Presentation aside, on the ice itself, EA Vancouver is focusing on improving three big elements with Real Player Motion (RPM) Tech: passing and puck-play, improved goaltender A.I., and signature shots. In terms of puck-play, new animations have been created that allow for players to maintain or increase speed once they pick up a puck. Comparing video to NHL 19, this means that players will no longer slow down when they are passed the puck, so defenders will have a tougher time catching up to them. That’s not to say a shot on net will be easier—threat assessment for goalies A.I. has been improved, granting them a greater awareness of how to best defend the net. They’ll also be better at controlling rebounds and redirects, which has previously been a point of contention for many fans according to EA.
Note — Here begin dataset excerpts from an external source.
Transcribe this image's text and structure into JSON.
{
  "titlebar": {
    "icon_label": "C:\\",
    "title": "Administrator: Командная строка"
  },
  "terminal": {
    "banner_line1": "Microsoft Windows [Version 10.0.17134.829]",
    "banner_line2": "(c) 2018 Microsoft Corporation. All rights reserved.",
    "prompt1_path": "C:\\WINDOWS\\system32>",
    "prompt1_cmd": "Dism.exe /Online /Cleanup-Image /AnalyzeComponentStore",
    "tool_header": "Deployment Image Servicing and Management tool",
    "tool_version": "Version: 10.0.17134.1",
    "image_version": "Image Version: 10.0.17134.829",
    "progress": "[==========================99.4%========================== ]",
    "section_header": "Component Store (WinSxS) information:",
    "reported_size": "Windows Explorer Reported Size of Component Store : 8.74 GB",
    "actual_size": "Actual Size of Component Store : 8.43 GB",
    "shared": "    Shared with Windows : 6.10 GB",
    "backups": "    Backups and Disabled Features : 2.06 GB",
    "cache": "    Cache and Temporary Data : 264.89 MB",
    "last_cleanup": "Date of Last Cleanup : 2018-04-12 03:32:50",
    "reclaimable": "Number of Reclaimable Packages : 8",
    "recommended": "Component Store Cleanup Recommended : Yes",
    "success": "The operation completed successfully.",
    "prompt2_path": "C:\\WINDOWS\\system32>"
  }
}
Yet the biggest change courtesy of RPM lies in the new signature shots system. For stars like Auston Matthews, Alexander Ovetchkin, and roughly a dozen more, you will now be able to pull off their trademark shooting-styles in-game. For example, you can now replicate P.K. Subban’s famous wind-up slapshot to destroy any goalie you encounter. Even if a player doesn’t have a signature shot, there are dozens of new contextual shot animations that allow for faster and more dangerous scoring opportunities.
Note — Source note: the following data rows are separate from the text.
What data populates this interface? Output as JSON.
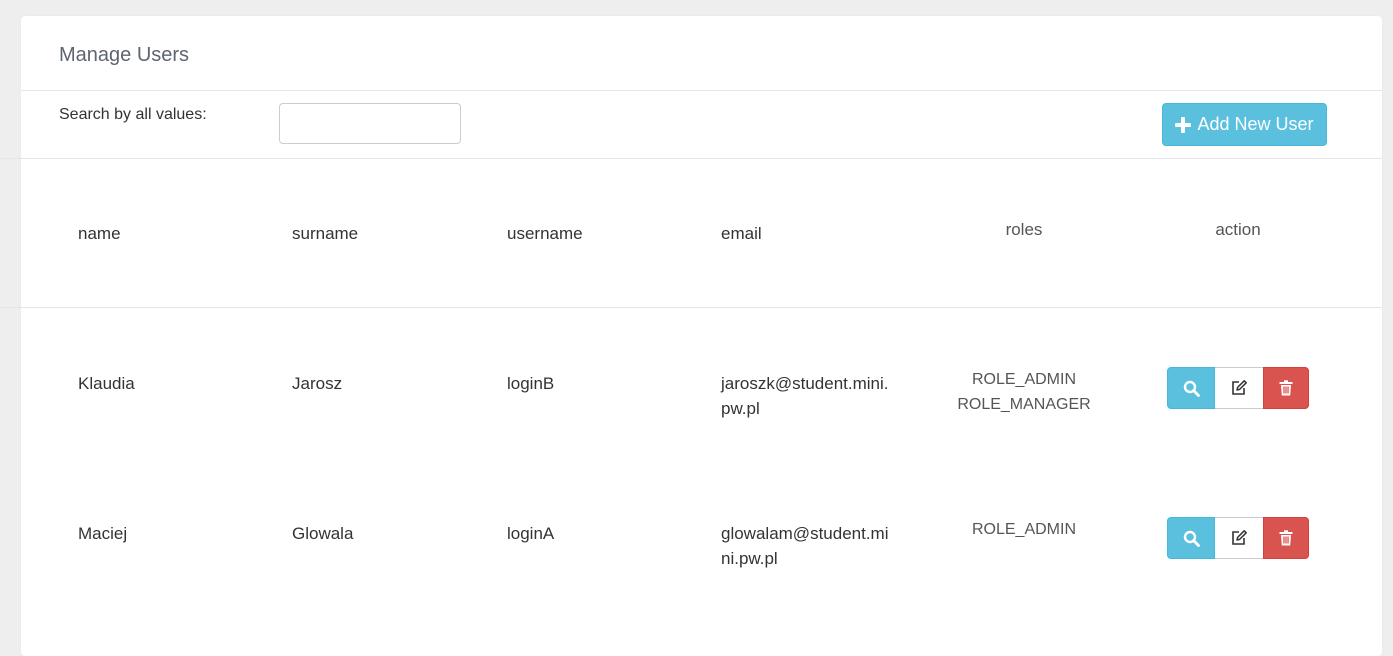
{
  "page": {
    "title": "Manage Users"
  },
  "toolbar": {
    "search_label": "Search by all values:",
    "search_value": "",
    "search_placeholder": "",
    "add_button_label": "Add New User"
  },
  "table": {
    "columns": [
      "name",
      "surname",
      "username",
      "email",
      "roles",
      "action"
    ],
    "rows": [
      {
        "name": "Klaudia",
        "surname": "Jarosz",
        "username": "loginB",
        "email_line1": "jaroszk@student.mini.",
        "email_line2": "pw.pl",
        "roles": [
          "ROLE_ADMIN",
          "ROLE_MANAGER"
        ]
      },
      {
        "name": "Maciej",
        "surname": "Glowala",
        "username": "loginA",
        "email_line1": "glowalam@student.mi",
        "email_line2": "ni.pw.pl",
        "roles": [
          "ROLE_ADMIN"
        ]
      }
    ]
  },
  "icons": {
    "add": "plus-icon",
    "view": "search-icon",
    "edit": "edit-icon",
    "delete": "trash-icon"
  },
  "colors": {
    "info": "#5bc0de",
    "danger": "#d9534f",
    "background": "#eeeeee"
  }
}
Those new animations will likely prove helpful in NHL 20‘s new online multiplayer modes, which take inspiration from an unlikely source: battle royales. No, this doesn’t mean 100 hockey players are going to drop onto the ice and battle it out. Instead, EA Vancouver is creating a new competitive mode for NHL Ones and Threes called Eliminator. Each mode will feature the player or a small squad of three entering into an 81-player bracket in a do-or-die survival tournament. Win one round, and you’ll be seeded into the next against fellow survivors. Win all four rounds, and congratulations, you win this version of hockey battle royale.
EA Vancouver isn’t neglecting offline multiplayer either. The Ones game mode will be playable locally in NHL 20. The mode proved popular with fans, and an offline version of it has been a much requested feature over the past year.
The last big change to NHL 20 lies in Hockey Ultimate Team. Taking a page directly from EA Sports’ FIFA series, NHL 20 will feature a Squad Battles mode. If you’ve never played a FIFA title, it’s a mode where a player can compete against new squads offline every day to earn unique rewards. Featured squads will be updated weekly, and will be assembled by NHL players, musicians, and other influencers for you to compete against. This is on top of the addition of brand new Icons to the game mode, which will now total over 400 classic players.
All of this is on top of numerous small revisions and upgrades that EA Vancouver has made. World of Chel will now feature weekly challenges, along with new gear and gear types such as face masks and caps. Outdoor rinks have been expanded upon, drawing upon classic Canadian locations such as Trout Lake in Vancouver and Ottawa’s Rideau Canal, with each having multiple variations. You can now hire and fire up to eight coaches in Franchise mode, as well as make use of a better trade finder that will let you put players on the trade block. Whether these minor changes in the grand scope of the NHL series will stick around past this year’s edition remains to be seen, but we’ll be able to find our for ourselves how it all comes together when NHL 20 launches for PlayStation 4 and Xbox One on September 13th.